In S. v. Cainan, 94 N.C. 880, this Court held valid a town ordinance which forbade "loud and boisterous cursing and swearing in any street, house or elsewhere in the city." This ruling was followed and affirmed inS. v. Debnam, 98 N.C. 712. These decisions are placed upon the ground that such conduct does not amount to a "nuisance" (because not in the presence and to the annoyance of divers persons), which would be punishable under the State's jurisdiction, *Page 515 but is "disorderly conduct," which the town might well (741) forbid and punish. In S. v. Warren, 113 N.C. 683, this Court held constitutional an act forbidding the use of "profane language that disturbed the peace" in a certain locality.

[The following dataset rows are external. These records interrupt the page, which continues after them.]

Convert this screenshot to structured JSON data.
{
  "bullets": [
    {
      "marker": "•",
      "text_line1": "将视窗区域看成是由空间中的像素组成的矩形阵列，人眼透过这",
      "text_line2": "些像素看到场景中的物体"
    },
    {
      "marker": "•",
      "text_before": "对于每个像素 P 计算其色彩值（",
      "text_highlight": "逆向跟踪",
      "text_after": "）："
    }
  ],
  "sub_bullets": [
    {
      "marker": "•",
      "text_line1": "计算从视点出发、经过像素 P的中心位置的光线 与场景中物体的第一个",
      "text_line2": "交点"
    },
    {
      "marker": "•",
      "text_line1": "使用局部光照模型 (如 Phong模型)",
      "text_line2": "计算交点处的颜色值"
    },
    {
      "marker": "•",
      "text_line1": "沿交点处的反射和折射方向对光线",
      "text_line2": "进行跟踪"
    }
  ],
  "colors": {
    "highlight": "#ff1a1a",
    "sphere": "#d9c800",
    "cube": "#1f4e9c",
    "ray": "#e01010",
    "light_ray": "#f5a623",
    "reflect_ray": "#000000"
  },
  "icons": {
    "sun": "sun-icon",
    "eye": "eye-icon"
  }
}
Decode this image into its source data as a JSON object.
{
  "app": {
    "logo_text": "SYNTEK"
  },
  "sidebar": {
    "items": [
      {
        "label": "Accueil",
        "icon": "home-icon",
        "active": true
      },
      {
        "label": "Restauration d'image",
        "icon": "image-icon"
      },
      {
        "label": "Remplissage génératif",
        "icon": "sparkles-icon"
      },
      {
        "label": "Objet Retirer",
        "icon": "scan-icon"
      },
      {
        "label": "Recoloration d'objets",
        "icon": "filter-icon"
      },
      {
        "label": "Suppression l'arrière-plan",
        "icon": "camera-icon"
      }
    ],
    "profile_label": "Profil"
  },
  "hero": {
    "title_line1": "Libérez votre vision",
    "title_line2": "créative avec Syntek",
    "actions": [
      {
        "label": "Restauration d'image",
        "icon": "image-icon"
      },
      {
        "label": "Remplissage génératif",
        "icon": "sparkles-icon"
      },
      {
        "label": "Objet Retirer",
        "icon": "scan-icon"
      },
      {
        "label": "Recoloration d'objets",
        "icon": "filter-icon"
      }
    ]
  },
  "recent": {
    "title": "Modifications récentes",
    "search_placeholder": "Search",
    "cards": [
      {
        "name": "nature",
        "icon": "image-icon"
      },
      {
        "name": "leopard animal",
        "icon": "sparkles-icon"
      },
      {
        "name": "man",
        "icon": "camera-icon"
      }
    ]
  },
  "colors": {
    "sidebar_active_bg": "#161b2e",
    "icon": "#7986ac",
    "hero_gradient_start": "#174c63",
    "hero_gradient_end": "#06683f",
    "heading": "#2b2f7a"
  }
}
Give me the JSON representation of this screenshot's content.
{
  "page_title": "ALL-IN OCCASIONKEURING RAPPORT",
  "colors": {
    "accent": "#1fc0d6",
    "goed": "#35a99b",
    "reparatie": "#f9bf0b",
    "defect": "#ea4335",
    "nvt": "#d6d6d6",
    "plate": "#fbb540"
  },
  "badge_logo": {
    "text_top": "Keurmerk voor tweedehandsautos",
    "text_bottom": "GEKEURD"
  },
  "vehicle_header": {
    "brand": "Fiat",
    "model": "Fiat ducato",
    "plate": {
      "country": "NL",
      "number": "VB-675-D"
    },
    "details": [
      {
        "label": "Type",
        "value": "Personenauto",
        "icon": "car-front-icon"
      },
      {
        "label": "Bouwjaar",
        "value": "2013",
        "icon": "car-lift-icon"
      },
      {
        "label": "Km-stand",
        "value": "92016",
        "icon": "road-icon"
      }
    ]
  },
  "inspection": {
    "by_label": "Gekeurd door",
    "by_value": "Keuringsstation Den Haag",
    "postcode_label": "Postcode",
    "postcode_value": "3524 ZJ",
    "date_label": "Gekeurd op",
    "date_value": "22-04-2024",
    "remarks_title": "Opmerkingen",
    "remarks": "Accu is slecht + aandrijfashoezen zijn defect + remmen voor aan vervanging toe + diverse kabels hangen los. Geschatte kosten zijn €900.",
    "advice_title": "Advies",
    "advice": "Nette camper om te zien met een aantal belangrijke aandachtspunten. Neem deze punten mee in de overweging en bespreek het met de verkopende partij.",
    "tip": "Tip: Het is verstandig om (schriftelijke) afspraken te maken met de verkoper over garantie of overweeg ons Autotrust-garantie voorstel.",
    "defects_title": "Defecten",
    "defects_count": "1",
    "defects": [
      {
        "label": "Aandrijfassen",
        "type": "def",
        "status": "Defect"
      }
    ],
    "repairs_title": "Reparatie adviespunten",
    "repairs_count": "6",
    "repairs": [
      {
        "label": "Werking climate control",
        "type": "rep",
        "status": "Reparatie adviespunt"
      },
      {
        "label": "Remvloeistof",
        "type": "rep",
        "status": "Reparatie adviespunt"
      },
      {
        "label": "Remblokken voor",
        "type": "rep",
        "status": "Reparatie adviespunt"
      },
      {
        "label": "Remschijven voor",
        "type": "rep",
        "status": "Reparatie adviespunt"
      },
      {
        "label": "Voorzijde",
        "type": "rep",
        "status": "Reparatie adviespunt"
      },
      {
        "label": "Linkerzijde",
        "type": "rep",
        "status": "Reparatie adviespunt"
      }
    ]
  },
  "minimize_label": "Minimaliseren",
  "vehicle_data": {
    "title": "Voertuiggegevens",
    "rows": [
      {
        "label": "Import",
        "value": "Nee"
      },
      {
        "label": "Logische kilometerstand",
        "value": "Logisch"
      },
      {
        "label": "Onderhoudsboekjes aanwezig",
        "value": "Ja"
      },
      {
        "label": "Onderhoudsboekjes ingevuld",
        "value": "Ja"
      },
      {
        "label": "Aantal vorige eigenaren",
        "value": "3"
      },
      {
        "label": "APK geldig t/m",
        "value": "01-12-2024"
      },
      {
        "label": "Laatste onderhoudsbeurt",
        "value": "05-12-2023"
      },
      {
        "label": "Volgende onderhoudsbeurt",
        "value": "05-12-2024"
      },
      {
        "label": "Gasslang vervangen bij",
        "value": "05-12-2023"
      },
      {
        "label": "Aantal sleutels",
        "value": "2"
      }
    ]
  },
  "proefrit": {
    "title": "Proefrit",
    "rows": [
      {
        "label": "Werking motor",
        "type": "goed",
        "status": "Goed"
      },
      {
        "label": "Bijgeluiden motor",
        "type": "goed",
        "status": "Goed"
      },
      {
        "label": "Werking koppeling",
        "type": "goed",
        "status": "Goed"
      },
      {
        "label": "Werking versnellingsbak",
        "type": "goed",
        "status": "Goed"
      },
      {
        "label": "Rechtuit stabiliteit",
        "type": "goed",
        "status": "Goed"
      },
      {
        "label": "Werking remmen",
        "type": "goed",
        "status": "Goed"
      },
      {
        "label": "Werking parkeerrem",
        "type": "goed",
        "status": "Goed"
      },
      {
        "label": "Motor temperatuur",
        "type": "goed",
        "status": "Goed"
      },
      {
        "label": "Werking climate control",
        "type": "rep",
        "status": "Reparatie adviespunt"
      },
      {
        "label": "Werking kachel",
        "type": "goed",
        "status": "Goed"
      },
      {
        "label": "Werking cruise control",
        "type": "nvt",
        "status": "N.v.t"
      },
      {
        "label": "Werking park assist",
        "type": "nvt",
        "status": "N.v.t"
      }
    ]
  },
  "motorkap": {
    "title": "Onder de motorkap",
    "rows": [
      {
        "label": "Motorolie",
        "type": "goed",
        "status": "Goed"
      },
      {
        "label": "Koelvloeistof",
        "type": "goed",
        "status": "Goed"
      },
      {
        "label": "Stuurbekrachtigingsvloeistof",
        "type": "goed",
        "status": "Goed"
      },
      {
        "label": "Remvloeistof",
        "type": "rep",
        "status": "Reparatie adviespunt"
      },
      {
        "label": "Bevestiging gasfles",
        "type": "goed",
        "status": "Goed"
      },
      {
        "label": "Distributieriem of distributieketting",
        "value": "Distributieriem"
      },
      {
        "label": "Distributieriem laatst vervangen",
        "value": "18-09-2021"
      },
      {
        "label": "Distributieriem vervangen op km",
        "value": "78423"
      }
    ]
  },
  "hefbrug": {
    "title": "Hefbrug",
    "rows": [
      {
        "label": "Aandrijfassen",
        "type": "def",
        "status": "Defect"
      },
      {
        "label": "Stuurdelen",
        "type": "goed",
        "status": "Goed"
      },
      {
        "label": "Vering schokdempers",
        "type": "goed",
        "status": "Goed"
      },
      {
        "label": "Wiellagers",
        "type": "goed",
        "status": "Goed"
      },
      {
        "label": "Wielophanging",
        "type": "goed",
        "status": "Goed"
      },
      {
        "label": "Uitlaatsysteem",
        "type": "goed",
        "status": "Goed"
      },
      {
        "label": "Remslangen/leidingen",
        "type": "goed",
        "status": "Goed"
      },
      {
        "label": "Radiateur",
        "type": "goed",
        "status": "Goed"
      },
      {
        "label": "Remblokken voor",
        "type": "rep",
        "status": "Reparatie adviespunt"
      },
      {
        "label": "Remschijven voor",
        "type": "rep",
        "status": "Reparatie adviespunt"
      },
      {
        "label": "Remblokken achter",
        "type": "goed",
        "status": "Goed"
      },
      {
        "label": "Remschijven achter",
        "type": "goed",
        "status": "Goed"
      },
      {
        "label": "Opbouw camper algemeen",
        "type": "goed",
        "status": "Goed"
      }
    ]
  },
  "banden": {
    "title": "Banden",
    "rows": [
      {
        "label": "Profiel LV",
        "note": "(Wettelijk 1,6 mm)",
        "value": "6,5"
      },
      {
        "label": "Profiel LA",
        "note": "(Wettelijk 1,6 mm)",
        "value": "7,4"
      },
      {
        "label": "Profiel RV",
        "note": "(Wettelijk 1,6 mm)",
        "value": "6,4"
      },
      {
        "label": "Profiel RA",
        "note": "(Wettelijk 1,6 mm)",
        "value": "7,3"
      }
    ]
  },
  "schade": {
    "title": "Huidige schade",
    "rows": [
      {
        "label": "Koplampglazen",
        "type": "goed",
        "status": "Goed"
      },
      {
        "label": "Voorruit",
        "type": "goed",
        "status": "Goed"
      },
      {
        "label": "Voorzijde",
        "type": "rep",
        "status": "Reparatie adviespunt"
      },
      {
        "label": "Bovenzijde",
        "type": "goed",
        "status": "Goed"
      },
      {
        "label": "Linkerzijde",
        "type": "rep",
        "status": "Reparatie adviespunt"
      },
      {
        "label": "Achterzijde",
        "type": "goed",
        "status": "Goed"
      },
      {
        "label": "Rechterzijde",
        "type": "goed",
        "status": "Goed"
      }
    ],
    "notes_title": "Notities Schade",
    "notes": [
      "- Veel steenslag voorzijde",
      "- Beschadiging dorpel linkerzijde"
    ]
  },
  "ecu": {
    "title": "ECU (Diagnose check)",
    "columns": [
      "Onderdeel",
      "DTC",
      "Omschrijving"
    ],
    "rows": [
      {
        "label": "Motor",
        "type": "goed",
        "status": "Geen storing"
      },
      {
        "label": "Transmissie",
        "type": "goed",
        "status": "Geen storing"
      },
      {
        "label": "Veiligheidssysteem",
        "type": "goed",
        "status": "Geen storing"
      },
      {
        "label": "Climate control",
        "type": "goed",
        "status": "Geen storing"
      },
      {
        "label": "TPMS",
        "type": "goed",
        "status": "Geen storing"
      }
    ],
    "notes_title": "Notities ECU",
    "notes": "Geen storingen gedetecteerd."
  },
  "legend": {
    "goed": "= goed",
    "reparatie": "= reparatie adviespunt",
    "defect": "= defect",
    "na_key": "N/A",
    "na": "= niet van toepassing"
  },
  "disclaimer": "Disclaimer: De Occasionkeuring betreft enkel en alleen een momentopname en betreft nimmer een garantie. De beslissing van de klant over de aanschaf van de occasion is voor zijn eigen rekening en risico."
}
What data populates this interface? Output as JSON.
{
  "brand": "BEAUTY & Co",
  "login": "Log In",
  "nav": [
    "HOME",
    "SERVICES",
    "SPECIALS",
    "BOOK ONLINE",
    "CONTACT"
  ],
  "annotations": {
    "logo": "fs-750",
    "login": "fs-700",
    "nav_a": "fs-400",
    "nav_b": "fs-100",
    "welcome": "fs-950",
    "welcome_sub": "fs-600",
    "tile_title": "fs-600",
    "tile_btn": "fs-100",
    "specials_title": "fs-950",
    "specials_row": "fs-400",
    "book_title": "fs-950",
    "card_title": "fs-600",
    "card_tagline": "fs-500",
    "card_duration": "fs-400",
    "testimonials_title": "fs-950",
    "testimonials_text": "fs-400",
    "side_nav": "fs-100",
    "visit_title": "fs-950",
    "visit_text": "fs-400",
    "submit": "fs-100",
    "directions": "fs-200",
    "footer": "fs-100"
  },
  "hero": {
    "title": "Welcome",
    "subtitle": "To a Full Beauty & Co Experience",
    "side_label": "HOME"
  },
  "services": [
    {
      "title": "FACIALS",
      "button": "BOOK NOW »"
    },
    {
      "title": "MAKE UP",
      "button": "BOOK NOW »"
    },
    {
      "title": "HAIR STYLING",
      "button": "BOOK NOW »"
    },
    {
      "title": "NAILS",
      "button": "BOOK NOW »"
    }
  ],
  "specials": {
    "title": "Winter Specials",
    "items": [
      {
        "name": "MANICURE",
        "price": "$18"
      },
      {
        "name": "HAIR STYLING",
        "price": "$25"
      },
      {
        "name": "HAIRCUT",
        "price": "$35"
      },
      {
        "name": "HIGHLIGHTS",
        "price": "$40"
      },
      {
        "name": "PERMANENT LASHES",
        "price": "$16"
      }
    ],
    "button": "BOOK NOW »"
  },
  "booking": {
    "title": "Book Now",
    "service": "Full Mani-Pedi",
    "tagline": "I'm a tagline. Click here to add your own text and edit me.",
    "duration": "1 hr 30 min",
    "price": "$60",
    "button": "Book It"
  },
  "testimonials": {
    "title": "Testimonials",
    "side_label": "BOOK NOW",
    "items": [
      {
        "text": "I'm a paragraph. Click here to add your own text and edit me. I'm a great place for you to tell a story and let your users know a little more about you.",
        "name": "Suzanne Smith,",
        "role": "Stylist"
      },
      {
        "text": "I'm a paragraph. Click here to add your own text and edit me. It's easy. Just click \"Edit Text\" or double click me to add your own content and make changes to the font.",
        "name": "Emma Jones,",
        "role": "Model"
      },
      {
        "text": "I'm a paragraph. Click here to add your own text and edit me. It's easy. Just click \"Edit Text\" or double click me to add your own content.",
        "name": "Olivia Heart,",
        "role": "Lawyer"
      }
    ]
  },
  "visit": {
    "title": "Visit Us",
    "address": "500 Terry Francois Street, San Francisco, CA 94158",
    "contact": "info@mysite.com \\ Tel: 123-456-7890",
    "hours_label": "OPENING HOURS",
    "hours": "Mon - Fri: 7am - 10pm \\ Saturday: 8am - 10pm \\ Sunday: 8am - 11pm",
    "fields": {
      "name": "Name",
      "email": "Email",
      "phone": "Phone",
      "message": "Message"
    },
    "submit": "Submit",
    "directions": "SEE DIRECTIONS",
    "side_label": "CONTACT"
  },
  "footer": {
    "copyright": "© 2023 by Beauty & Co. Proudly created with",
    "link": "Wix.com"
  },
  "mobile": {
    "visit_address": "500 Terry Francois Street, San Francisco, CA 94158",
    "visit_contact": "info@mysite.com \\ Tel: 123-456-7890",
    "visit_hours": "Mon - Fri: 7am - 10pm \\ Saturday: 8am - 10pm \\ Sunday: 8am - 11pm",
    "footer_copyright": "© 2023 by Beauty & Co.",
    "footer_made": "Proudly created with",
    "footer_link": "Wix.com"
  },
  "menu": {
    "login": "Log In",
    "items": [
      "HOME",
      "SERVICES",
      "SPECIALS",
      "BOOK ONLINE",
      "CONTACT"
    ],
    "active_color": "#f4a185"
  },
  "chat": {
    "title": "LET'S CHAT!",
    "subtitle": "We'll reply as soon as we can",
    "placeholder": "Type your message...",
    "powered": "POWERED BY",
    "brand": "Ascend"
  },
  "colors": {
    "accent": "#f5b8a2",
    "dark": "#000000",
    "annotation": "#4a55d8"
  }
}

In the present case the ordinance simply forbids the "use of profane language in the town." It does not forbid it when "loud and boisterous," which would be disorderly conduct, as in the first two cases above cited, nor when it "disturbed the public peace," as in the last-named case. As the ordinance stands, it would make punishable profane language used, perhaps thoughtlessly, in the utmost privacy, when neither loud and boisterous nor calculated to disturb the peace. Indeed, the special verdict finds that the language used was not loud and boisterous, nor obscene, nor calculated to disturb the peace. We do not think the powers granted this corporation, upon a fair construction, were intended to confer jurisdiction to that extraordinary extent, and we must hold the ordinance invalid. We forbear to pass upon the question whether the Legislature could, if it chose, confer upon the town authority to pass such an ordinance, as the question is not before us.
No error.
Cited: S. v. Sherrard, 117 N.C. 719; S. v. Clay, 118 N.C. 1236.